The amount of methane in the Arctic hydrates alone is estimated as 400 times more than the global atmospheric CH4 burden! The question is timescale of the methane liberation: gradual, abrupt, or something in between. Satellite monitoring of methane over the Arctic Ocean is necessary! — Dr. Leonid Yurganov, AGU, 2012

Steady Increase So Far

But even if we do have both a buildup of methane in the polar region together with what looks like an ominous overburden, we should be quick to point out that the rate of increase, especially on the global scale, has been mostly steady so far.

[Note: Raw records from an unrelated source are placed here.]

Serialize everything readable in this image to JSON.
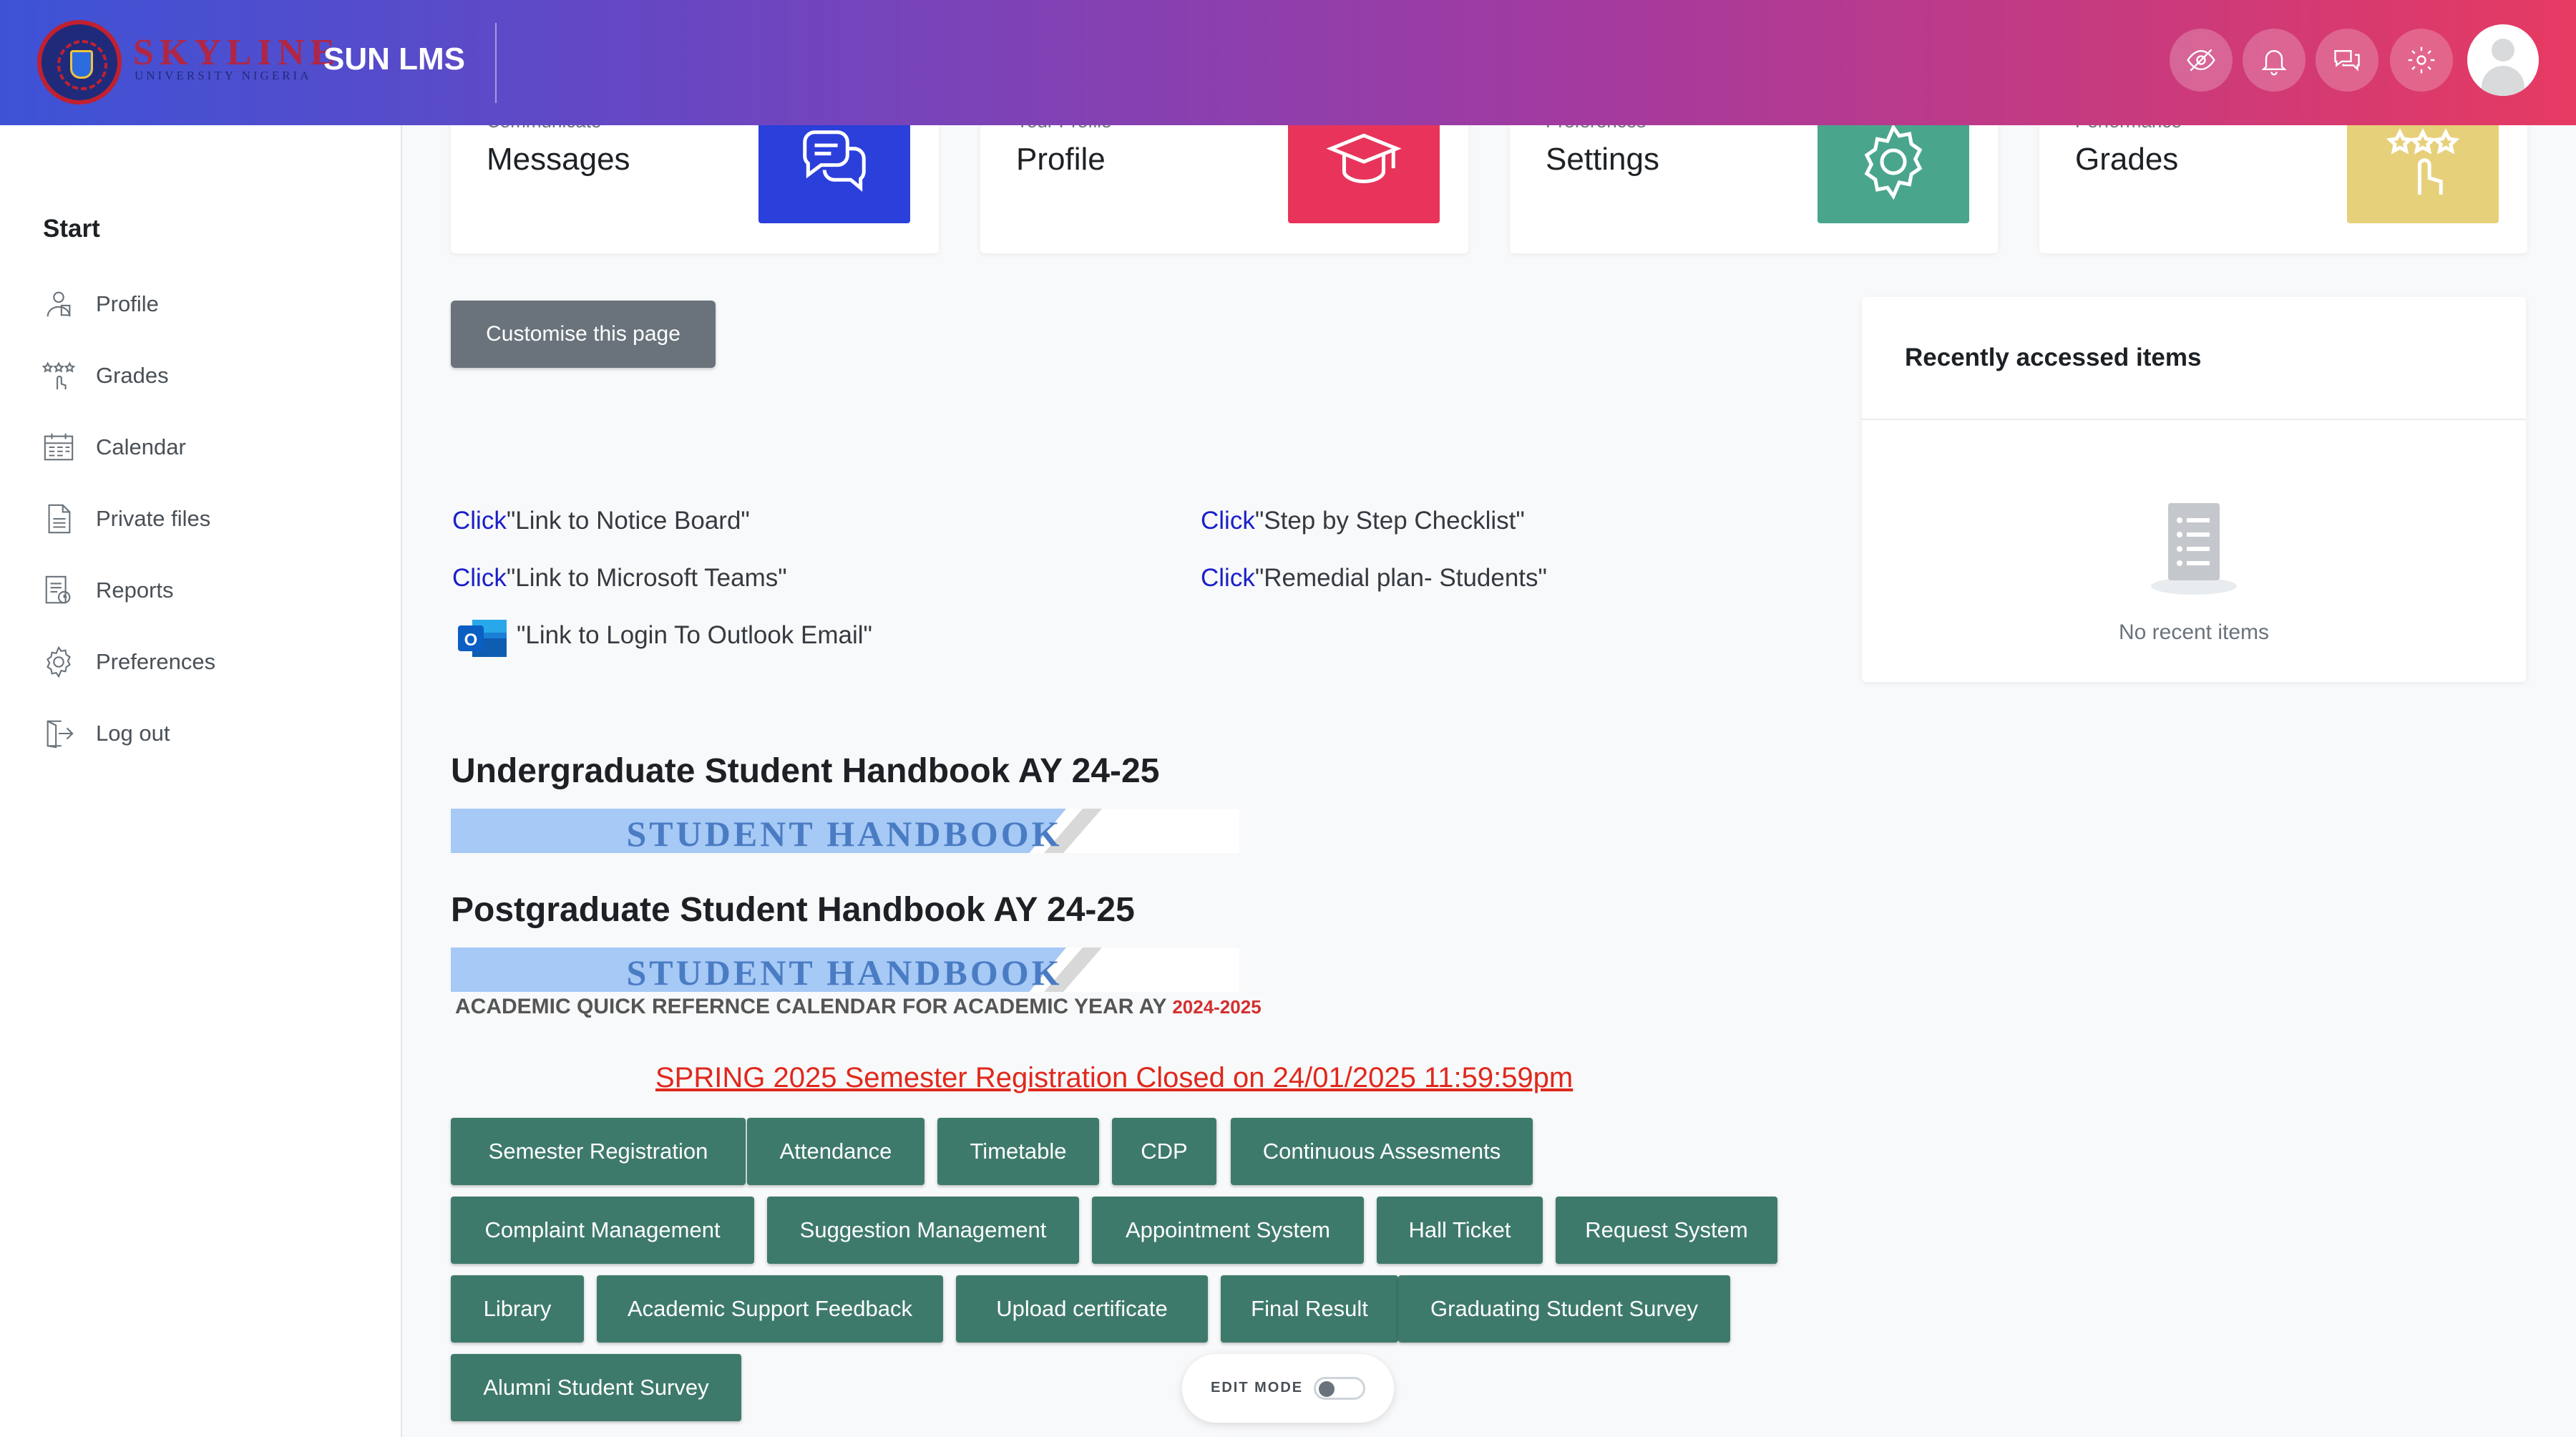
{
  "header": {
    "logo_text": "SKYLINE",
    "logo_subtext": "UNIVERSITY NIGERIA",
    "site_name": "SUN LMS",
    "icons": [
      "hide-icon",
      "notifications-icon",
      "messages-icon",
      "settings-icon"
    ]
  },
  "sidebar": {
    "heading": "Start",
    "items": [
      {
        "label": "Profile",
        "icon": "profile-icon"
      },
      {
        "label": "Grades",
        "icon": "grades-icon"
      },
      {
        "label": "Calendar",
        "icon": "calendar-icon"
      },
      {
        "label": "Private files",
        "icon": "file-icon"
      },
      {
        "label": "Reports",
        "icon": "reports-icon"
      },
      {
        "label": "Preferences",
        "icon": "gear-icon"
      },
      {
        "label": "Log out",
        "icon": "logout-icon"
      }
    ]
  },
  "cards": [
    {
      "subtitle": "Communicate",
      "title": "Messages",
      "color": "#2b3fdb",
      "icon": "chat-icon"
    },
    {
      "subtitle": "Your Profile",
      "title": "Profile",
      "color": "#e8345a",
      "icon": "graduation-cap-icon"
    },
    {
      "subtitle": "Preferences",
      "title": "Settings",
      "color": "#4aa58d",
      "icon": "gear-icon"
    },
    {
      "subtitle": "Performance",
      "title": "Grades",
      "color": "#e6d07a",
      "icon": "stars-hand-icon"
    }
  ],
  "main": {
    "customise_label": "Customise this page",
    "links": [
      {
        "click": "Click",
        "text": "\"Link to Notice Board\""
      },
      {
        "click": "Click",
        "text": "\"Link to Microsoft Teams\""
      },
      {
        "click": "",
        "text": "\"Link to Login To Outlook Email\""
      },
      {
        "click": "Click",
        "text": "\"Step by Step Checklist\""
      },
      {
        "click": "Click",
        "text": "\"Remedial plan- Students\""
      }
    ],
    "undergrad_title": "Undergraduate Student Handbook AY 24-25",
    "postgrad_title": "Postgraduate Student Handbook AY 24-25",
    "banner_text": "STUDENT HANDBOOK",
    "calendar_text": "ACADEMIC QUICK REFERNCE CALENDAR FOR ACADEMIC YEAR AY",
    "calendar_year": "2024-2025",
    "registration_notice": "SPRING 2025 Semester Registration Closed on 24/01/2025 11:59:59pm",
    "quick_buttons": [
      [
        "Semester Registration",
        "Attendance",
        "Timetable",
        "CDP",
        "Continuous Assesments"
      ],
      [
        "Complaint Management",
        "Suggestion Management",
        "Appointment System",
        "Hall Ticket",
        "Request System"
      ],
      [
        "Library",
        "Academic Support Feedback",
        "Upload certificate",
        "Final Result",
        "Graduating Student Survey"
      ],
      [
        "Alumni Student Survey"
      ]
    ]
  },
  "recent": {
    "title": "Recently accessed items",
    "empty_text": "No recent items"
  },
  "edit_mode": {
    "label": "EDIT MODE",
    "enabled": false
  }
}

Under any catastrophic methane release scenario, we would expect Arctic methane to rapidly jump higher, dragging the global measure along with it. In general, we’d expect almost all sensors to pick up the signal of an exponentially ramping curve. And we don’t see that as yet.

To this point, Dr. Yurganov’s statement from the 2012 AGU presentation is informative:

Current methane growth in the Arctic, including 2012, is gradual… If a sudden venting (bubbling) of methane would happen due to intense hydrates destruction, IASI would be able to detect it NRT.

Though there has been a bit of an uptick in global and Arctic methane increase rates during recent years, they have maintained about a 4-7 ppb annual increase since ending a decade-long pause from 1995 to 2005.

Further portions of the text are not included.